What Separates Colocation and Data Centers?

Colocation and data centers are very similar since they both provide storage for your computing hardware, but there are differences between them. Understanding those differences will not only help you better decide which one you’d prefer to utilize but will also allow you to better understand what you’re reading when you need to perform research about your technology.

In this article, we’ll explain what data and colocation centers are and describe their benefits. There are a lot of benefits to cover for each kind of data center out there, so we’ll only touch on a few for simplicity’s sake.

Defining Colocation Centers

Colocation is when companies store their computing hardware, such as servers, in buildings owned by another company. One party will pay rent on the space they borrow, and the owner of the building will use that rent to cover the costs of the facility, from the main power and cooling bills to the backup power and cooling systems and security systems.

Some even provide extra services, such as onsite IT technicians. No matter what secondary offerings are available, you’ll likely always find colocation centers to be large, and they’ll have many tenants as a result.

Discovering The Benefits

There are quite a few benefits to colocation centers, such as being able to focus on running your business instead of managing your data center. There are other benefits as well, from the decreased cost to security and beyond.

While it may seem strange to say that colocation centers are cost-effective, consider the alternative. You’d need to either have a section of your current building or buy the land for and build a whole new building just for your hardware.

You’d also need to ensure it could meet your power needs, set up primary and backup cooling and power systems, install security measures and even hire security personnel, and more. The cost also goes up if you need to increase your scale, but your data center is too small for it. Colocation centers remove all of this hassle and charge a monthly rent instead.

Another benefit of colocation centers is their security. You are likely not the only tenant of the colocation center; depending on the size, some could have dozens of tenants. They don’t want your materials to be stolen, damaged, or otherwise tampered with, so the security of these buildings is tight.

If a problem should arise, they’d contact you as soon as possible and possibly even try to help you resolve the issue, especially if they have IT techs onsite.

Understanding Data Centers

Data centers are locations that house computing hardware—they may be facilities, buildings, or even just a room. There are also many different types of data centers, from enterprise to, yes, colocation centers. An enterprise center is one that is on your premises.
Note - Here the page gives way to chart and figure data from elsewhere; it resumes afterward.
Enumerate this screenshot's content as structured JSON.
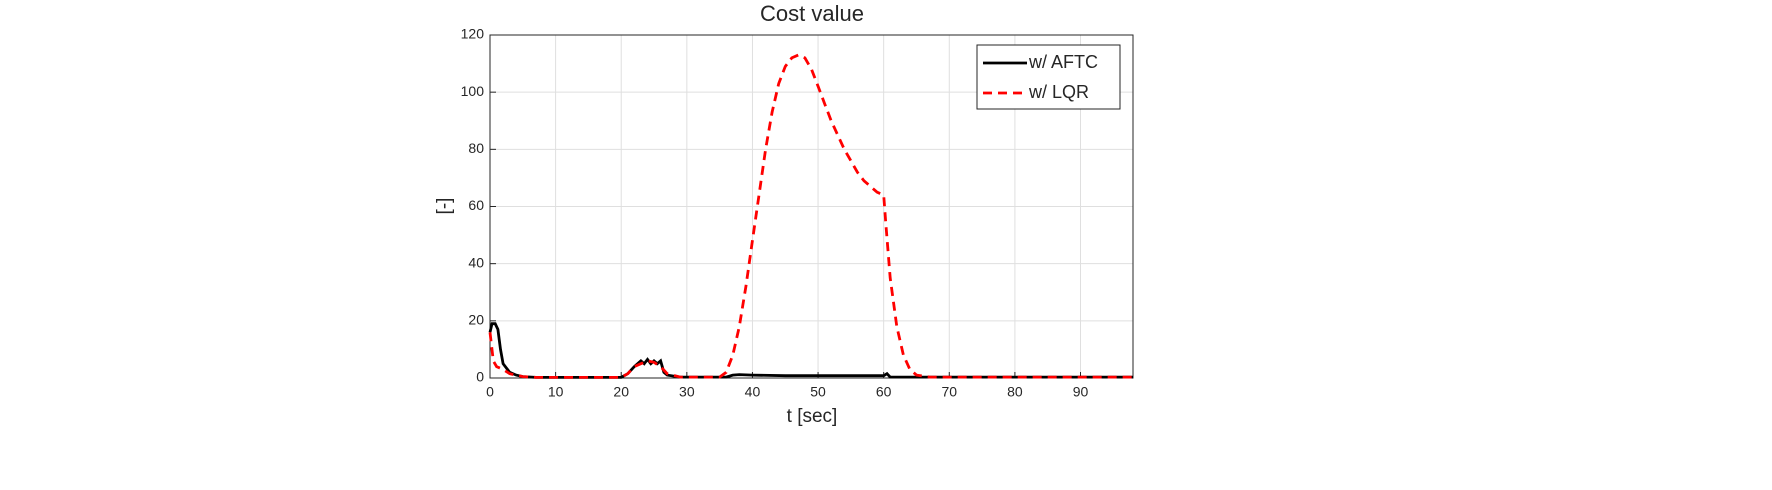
{
  "chart_data": {
    "type": "line",
    "title": "Cost value",
    "x_label": "t [sec]",
    "y_label": "[-]",
    "xlim": [
      0,
      98
    ],
    "ylim": [
      0,
      120
    ],
    "xticks": [
      0,
      10,
      20,
      30,
      40,
      50,
      60,
      70,
      80,
      90
    ],
    "yticks": [
      0,
      20,
      40,
      60,
      80,
      100,
      120
    ],
    "grid": true,
    "legend_position": "northeast",
    "series": [
      {
        "name": "w/ AFTC",
        "color": "#000000",
        "style": "solid",
        "x": [
          0,
          0.3,
          0.8,
          1.2,
          1.6,
          2,
          3,
          4,
          5,
          7,
          20,
          21,
          22,
          23,
          23.5,
          24,
          24.5,
          25,
          25.5,
          26,
          26.5,
          27,
          29,
          36,
          37,
          38,
          40,
          45,
          55,
          60,
          60.5,
          61,
          98
        ],
        "values": [
          16,
          19,
          19,
          17,
          10,
          5,
          2,
          1,
          0.5,
          0.2,
          0.2,
          1.5,
          4,
          6,
          5,
          6.5,
          5,
          6,
          5,
          6,
          2,
          1,
          0.3,
          0.3,
          1,
          1.2,
          1,
          0.8,
          0.8,
          0.8,
          1.5,
          0.3,
          0.3
        ]
      },
      {
        "name": "w/ LQR",
        "color": "#ff0000",
        "style": "dashed",
        "x": [
          0,
          0.5,
          1,
          2,
          3,
          5,
          7,
          20,
          21,
          22,
          23,
          24,
          25,
          26,
          27,
          29,
          35,
          36,
          37,
          38,
          39,
          40,
          41,
          42,
          43,
          44,
          45,
          46,
          47,
          48,
          49,
          50,
          51,
          52,
          53,
          54,
          55,
          56,
          57,
          58,
          59,
          60,
          60.3,
          61,
          62,
          63,
          64,
          65,
          67,
          98
        ],
        "values": [
          16,
          6,
          4,
          3,
          1.5,
          0.5,
          0.2,
          0.2,
          1.5,
          4,
          5,
          6,
          5.5,
          4,
          1.5,
          0.3,
          0.3,
          2,
          8,
          18,
          32,
          48,
          64,
          80,
          93,
          103,
          109,
          112,
          113,
          112,
          108,
          102,
          96,
          90,
          85,
          80,
          76,
          72,
          69,
          67,
          65,
          64,
          55,
          35,
          18,
          8,
          3,
          1,
          0.3,
          0.3
        ]
      }
    ]
  }
}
For example, if our building has a server room, then it is an enterprise data center. Because these centers are owned and run by the same business, all of the costs of operation, maintenance, upscaling, and more all fall on the owner’s shoulders.
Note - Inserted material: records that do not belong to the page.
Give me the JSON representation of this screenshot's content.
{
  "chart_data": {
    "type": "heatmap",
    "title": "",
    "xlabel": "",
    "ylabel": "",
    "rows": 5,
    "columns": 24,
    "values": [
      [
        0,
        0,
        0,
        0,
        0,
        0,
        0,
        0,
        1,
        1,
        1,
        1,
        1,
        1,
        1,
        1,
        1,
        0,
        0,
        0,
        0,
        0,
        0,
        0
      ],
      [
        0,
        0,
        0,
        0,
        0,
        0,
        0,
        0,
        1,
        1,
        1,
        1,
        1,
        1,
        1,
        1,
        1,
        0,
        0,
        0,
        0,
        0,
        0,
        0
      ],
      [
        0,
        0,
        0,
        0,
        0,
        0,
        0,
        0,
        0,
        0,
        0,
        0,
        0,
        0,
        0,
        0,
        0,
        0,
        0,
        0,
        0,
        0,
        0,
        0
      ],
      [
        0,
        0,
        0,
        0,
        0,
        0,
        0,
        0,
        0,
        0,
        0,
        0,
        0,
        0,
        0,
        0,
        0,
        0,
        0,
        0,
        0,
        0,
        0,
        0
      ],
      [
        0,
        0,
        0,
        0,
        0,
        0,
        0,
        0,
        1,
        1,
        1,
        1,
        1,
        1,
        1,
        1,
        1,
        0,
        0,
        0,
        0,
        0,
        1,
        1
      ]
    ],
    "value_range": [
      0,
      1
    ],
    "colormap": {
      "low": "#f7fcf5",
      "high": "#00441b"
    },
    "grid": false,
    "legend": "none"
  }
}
There are also public cloud data centers, which could support anywhere between just a few dozen customers to hundreds or even thousands. Some popular and large public cloud centers include Amazon Web Services, Google Cloud Platform, and many more.

These kinds of centers own the hardware and the building housing it and charge customers for using the cloud services they provide. This allows for a wide range of uses, from running and owning websites to saving and storing data, all of which are vital.

While there are a few more types, we have yet to cover the benefits of the various data centers, so we’ll discuss a few more types in the next section.

Exploring Their Benefits

There are a number of benefits to data centers, and not just because of how broad that term is. We’ve already discussed the benefits of colocation centers, so we’ll focus on the other types here. Enterprise centers can be more expensive than other types of data centers, but they also come with their own range of benefits.

For one, everything is owned by you, making it easier for you to understand how everything in your center works, from the hardware itself to the power and cooling systems that keep that hardware working.

This also means that when work needs to be done, even if that requires the actual building or room to be renovated, not only do you know how it needs to be done but you can ensure that the work is done to your specifications. You can also ensure the security is handled how you prefer.

The type of data center we haven’t touched on yet are managed data centers. These are the opposite of enterprise centers: not only is the space the hardware resides in owned by a third party, but so is the hardware itself.

By utilizing these centers, you can be sure that the onsite IT techs are keeping your rented hardware working at peak efficiency while assisting you in preventing issues from even occurring. Increasing your scale in one of these centers is as easy as renting out a few more servers or other pieces of hardware.

The final data center we need to discuss the benefits of is the public cloud center. By utilizing one of these centers, you’ll be able to back up all of your data into secure systems and even host your own websites. Many of these services are popular and extremely prevalent, which means that if you run into an issue, you can either perform some research on your own or consult any IT technician and they’ll be able to help you achieve your goal or solve your issue.

The takeaway from this article is this: the term “data center” is broad and covers a wide range of different services pertaining to both the location where the hardware is being stored and the hardware itself. Colocation centers are a type of data center where you own the hardware but rent out the space in a building owned by another company.

Now that you understand the different types of data centers, you should be able to decide which type is best for your business.